Me parece que tanto España como Chile son víctimas del síndrome del “fetichismo de la ley”, herencia tal vez de la cultura jurídica napoleónica. Consiste en pensar que la ley, por sí sola, es capaz de cambiar y mejorar la sociedad. Craso error. ¿Qué cambió en la política económica de los gobiernos españoles, de izquierda y de derecha, el reformado artículo 135? Nada en absoluto. Cuando Angela Merkel llamó a Zapatero para exigirle esa modificación, pensaba que los españoles íbamos a cumplir la ley y que a partir de ese momento tendríamos una administración rigurosa. Se engañaba completamente. Nuestra deuda pública ha seguido creciendo, hasta alcanzar en la actualidad la cifra récord del 120 % del PIB. 

¿Qué hubiera cambiado en la educación chilena si se hubiera introducido esa frase en la Constitución? Nada en absoluto. Una proposición de ese tipo, por sí sola, no es más que un brindis al sol. La mejor declaración de intenciones queda en nada si no se plasma luego en buenas leyes y reglamentos y, sobre todo, si no hay en la comunidad educativa -y en las familias- la firme voluntad de educar bien a los alumnos. Casi nada.
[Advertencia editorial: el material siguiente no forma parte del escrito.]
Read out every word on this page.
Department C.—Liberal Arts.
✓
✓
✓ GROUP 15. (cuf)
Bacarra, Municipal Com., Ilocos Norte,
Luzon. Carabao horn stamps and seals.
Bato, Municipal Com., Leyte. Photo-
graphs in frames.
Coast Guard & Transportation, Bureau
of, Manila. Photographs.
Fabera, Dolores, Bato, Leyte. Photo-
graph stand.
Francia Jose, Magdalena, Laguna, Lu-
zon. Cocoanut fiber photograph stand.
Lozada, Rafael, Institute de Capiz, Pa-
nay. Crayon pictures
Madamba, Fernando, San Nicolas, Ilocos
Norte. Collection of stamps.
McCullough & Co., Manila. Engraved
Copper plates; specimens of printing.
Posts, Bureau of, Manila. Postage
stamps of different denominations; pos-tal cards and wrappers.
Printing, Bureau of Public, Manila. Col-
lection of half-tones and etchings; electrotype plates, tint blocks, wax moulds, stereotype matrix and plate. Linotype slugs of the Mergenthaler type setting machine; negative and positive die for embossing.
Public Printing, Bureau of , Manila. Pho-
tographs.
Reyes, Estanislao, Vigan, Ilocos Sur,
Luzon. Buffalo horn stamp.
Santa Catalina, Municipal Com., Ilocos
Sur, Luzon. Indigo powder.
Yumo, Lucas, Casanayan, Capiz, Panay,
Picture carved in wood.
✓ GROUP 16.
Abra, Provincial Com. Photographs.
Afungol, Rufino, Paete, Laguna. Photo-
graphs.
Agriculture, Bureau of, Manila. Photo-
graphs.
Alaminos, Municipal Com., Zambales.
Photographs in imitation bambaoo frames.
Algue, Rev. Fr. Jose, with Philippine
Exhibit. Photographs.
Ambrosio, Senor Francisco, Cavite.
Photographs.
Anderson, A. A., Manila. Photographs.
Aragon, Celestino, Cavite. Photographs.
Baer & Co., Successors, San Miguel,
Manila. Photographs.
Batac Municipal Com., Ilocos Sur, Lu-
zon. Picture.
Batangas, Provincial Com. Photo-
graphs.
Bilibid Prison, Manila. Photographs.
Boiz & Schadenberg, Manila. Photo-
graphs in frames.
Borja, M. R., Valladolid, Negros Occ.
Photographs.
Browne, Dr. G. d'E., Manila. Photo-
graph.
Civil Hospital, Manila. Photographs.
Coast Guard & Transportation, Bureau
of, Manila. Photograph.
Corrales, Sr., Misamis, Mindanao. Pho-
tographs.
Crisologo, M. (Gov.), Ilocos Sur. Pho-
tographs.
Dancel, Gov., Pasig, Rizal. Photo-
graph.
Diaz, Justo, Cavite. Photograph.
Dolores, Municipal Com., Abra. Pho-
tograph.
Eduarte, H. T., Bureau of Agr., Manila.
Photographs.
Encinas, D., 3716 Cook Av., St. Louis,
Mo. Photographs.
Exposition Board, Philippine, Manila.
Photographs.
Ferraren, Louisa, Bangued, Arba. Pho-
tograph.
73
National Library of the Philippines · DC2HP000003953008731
He recordado esos episodios a raíz del trabajo de la Convención que prepara un nuevo proyecto de Constitución para Chile. La coyuntura es única, casi mágica: dar al país una nueva ley de leyes, que puede sentar las bases del Chile futuro. Una especie de refundación nacional, un momento edénico. Se entiende la emoción que embarga a los protagonistas. Pero harían bien en tener en cuenta algunos peligros. El fetichismo de la ley es uno de los más típicos en estas situaciones: pensar que con la elaboración de la ley ya está todo hecho. Fatal espejismo. La ley no es de entrada más que papel mojado. Queda luego pendiente su implementación, lo que exige nuevas leyes y reglamentos. Pero incluso las leyes más perfectas sobre el papel serán inoperantes si no hay voluntad de llevarlas a la práctica, por parte de la administración pública y, sobre todo, de la ciudadanía. Si esto vale para la mejor ley imaginable, qué no se podrá decir de leyes imperfectas. Está por ver que una ley excelente consiga en la práctica efectos positivos, pero es fácil advertir que una ley defectuosa origina sin remedio profundas disfunciones. 

La Convención ha tenido dificultades para centrarse en su trabajo, y ahora que va elaborando artículos de la posible Constitución crece la inquietud. Se confirman los temores que la hacían dependiente de la “corrección política”: indigenismo, ideología de género, ecologismo, animalismo… Algunos de los mayores logros asociados al moderno Estado de derecho corren serio peligro: la libertad de expresión, la propiedad privada, la igualdad ante la ley. Otro ejemplo: Chile es un país grande con pocos habitantes y una población que envejece con rapidez. En este contexto demográfico, ¿es razonable promover el aborto como una gran conquista?

No sé si los miembros de la Convención serán capaces de advertir los riesgos que corren. Van a necesitar sentido común y altura de miras para elaborar un texto capaz de dar a todos los chilenos un marco adecuado para organizar la vida común.